To install on RedHat/CentOS 7.x or 8.x:
yum install mediainfo exiftool
On Ubuntu/Debian 18.04lts:
apt install mediainfo exiftool
On MacOS (assuming you have the Homebrew package manager installed:
brew install mediainfo exiftool
Once installed, make sure the installed paths to the applications are set in your external_applications.conf configuration file.
The Metadata Extraction Process
When a media file is uploaded to CollectiveAccess a sequence of processing steps are performed that result in the originally uploaded media file and a series of derivatives included in the database. Once processing is complete, extraction of embedded metadata is performed, if configured, on the originally uploaded media. Depending upon the mapping specified for the uploaded media, either MediaInfo or ExifTool are run on the uploaded media file.
When MediaInfo is used, the command-line mediainfo
command is used
with options to output extracted metadata as PBCore v2.0 XML. The
command used is mediainfo --Output=PBCore2 <filename>
, where
<filename> is the path to a media file to analyze.

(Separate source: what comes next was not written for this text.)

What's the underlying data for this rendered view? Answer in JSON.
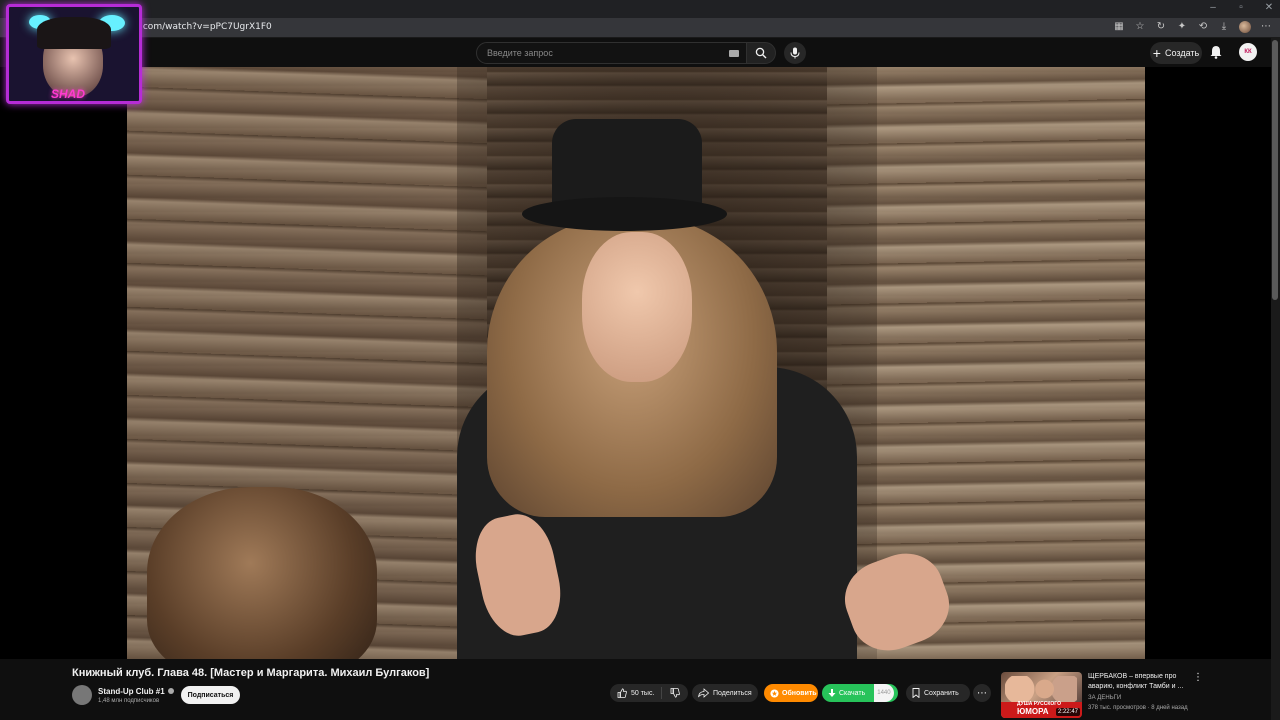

You can use this
command on the server command-line with selected files to get an idea of
the format and structure of the data to be mapped.

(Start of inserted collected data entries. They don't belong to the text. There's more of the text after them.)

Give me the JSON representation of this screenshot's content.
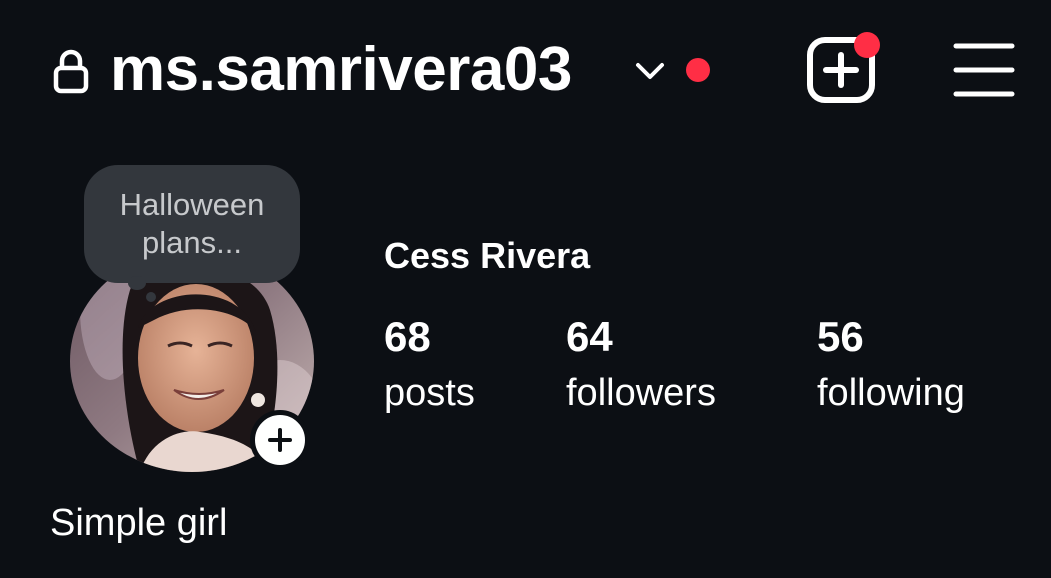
{
  "header": {
    "username": "ms.samrivera03",
    "lock_icon": "lock-icon",
    "switch_account_icon": "chevron-down-icon",
    "create_icon": "plus-square-icon",
    "menu_icon": "hamburger-menu-icon"
  },
  "note": {
    "text": "Halloween plans..."
  },
  "profile": {
    "display_name": "Cess Rivera",
    "bio": "Simple girl",
    "stats": [
      {
        "count": "68",
        "label": "posts"
      },
      {
        "count": "64",
        "label": "followers"
      },
      {
        "count": "56",
        "label": "following"
      }
    ]
  },
  "colors": {
    "background": "#0c0f14",
    "text": "#ffffff",
    "notification_red": "#ff2e45",
    "note_bubble": "#33373d",
    "note_text": "#c7c9cc"
  }
}
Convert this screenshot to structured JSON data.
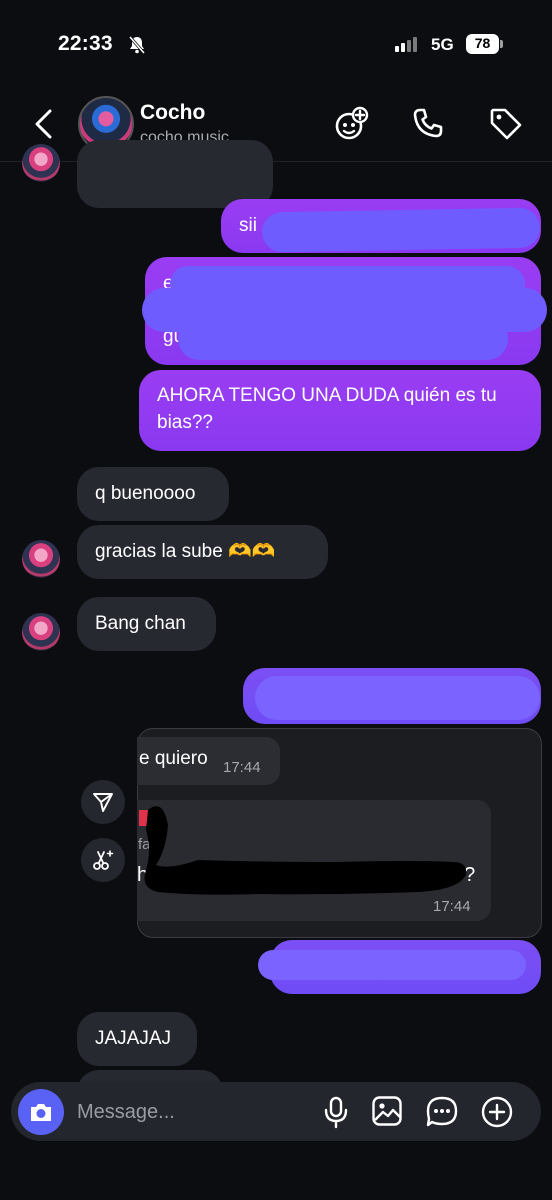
{
  "status_bar": {
    "time": "22:33",
    "network": "5G",
    "battery": "78"
  },
  "header": {
    "name": "Cocho",
    "username": "cocho.music"
  },
  "messages": {
    "sent_1": "sii",
    "sent_2_fragment": "ese",
    "sent_2_fragment_b": "gu",
    "sent_3": "AHORA TENGO UNA DUDA quién es tu bias??",
    "recv_1": "q buenoooo",
    "recv_2": "gracias la sube 🫶🫶",
    "recv_3": "Bang chan",
    "forward_text_1": "e quiero",
    "forward_time_1": "17:44",
    "forward_text_2_a": "fa",
    "forward_text_2_b": "h",
    "forward_text_2_c": "o?",
    "forward_time_2": "17:44",
    "recv_4": "JAJAJAJ"
  },
  "composer": {
    "placeholder": "Message..."
  },
  "colors": {
    "sent": "#8b3cf0",
    "sent_blue": "#6f4cf6",
    "received": "#262930",
    "accent": "#5a62f5",
    "background": "#0b0d11"
  }
}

Typical MediaInfo PBCore XML output will resemble this example:
<?xml version="1.0" encoding="UTF-8"?>
<!-- Generated at 2020-04-20T19:43:25Z by MediaInfoLib - v19.09 -->
<pbcoreInstantiationDocument
xsi:schemaLocation="http://www.pbcore.org/PBCore/PBCoreNamespace.html https://raw.githubusercontent.com/WGBH/PBCore_2.1/master/pbcore-2.1.xsd"
xmlns:xsi="http://www.w3.org/2001/XMLSchema-instance"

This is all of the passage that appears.